March 11, 2013
On Monday, 11 March 2013 at 03:46:22 UTC, Ali Çehreli wrote:
> On 03/10/2013 08:10 PM, Rob T wrote:
> >>>
> >>> Lippincott functions avoid macros and make it more explicit
> that the
> >>> entire body is inside a try block.
> >>>
> >>> Ali
> >>
> >
> > Oops, I think you were showing me an example where it could
> be used.
>
> Yes but we still use the macros! The macros were written ten years ago but I learned about this idiom two months ago. :)
>
> Ali

Ouch, 10 years too late, but I bet you are looking forward to using it in your new code.

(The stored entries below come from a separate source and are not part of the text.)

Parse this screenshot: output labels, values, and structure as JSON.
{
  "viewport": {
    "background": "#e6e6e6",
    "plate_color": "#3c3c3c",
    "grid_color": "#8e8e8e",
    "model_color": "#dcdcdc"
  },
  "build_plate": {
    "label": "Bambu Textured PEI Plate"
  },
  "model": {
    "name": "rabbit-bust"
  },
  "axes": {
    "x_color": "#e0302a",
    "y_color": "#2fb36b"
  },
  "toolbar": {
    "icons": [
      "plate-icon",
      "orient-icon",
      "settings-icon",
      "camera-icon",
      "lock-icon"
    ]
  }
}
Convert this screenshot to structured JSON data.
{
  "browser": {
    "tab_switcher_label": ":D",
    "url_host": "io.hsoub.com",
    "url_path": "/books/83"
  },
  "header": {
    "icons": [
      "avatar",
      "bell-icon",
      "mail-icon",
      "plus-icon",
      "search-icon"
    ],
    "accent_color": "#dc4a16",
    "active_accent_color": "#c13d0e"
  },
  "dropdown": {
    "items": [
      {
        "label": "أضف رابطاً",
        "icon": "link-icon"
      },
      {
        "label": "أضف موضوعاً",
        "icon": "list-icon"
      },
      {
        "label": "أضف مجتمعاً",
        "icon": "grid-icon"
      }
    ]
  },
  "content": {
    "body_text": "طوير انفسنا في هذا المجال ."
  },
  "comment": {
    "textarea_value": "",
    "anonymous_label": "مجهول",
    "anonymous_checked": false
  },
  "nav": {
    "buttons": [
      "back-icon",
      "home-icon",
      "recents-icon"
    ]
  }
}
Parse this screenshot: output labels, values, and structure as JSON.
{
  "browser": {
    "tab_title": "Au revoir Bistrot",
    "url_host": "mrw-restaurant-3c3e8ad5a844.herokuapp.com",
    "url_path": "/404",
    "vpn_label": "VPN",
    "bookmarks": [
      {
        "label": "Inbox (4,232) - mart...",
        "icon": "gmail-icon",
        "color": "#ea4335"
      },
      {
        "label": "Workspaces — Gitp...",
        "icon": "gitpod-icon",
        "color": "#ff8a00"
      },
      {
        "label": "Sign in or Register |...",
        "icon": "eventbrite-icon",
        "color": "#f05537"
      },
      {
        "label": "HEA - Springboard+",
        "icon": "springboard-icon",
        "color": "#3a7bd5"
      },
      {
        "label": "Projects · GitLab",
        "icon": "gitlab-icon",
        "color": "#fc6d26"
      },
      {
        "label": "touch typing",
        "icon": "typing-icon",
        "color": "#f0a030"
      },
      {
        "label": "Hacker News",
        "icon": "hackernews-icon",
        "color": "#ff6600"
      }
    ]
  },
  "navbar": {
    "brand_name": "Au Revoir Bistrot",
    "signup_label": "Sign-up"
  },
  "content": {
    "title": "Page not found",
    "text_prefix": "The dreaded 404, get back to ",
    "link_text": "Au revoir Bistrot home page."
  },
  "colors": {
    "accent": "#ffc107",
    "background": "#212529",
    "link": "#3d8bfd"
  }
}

I was stuck with macros similar to that for a few years. It was unbearable because at times I had custom operations to perform within a catch, but the macros had various levels of standard error logging and reporting, so deciphering the macros and inserting new operations was not fun and defeated the purpose making it very difficult to maintain. Even more macros appeared to try and deal with it. When we started building a new library, I searched in desperation for a better solution and luckily stumbled on the one that used the rethrow, what a relief! Unfortunately the old code still needs to be maintained for several more years.

Unlike in C++ we only have to worry about catching Throwable and objects derived from it, so things are much better off simply because of that. I always thought it to be silly to allow anything to be thrown because you'd never be able to know what to catch unless you had complete trust in the code. When I first looked at D it was improvements like this that had me very eager to try it out.

Anyway, thanks for your input, much appreciated!

PS: Your D Programming Tutorial is excellent, many thanks! You may want to add a note about the Lippincott idiom in there.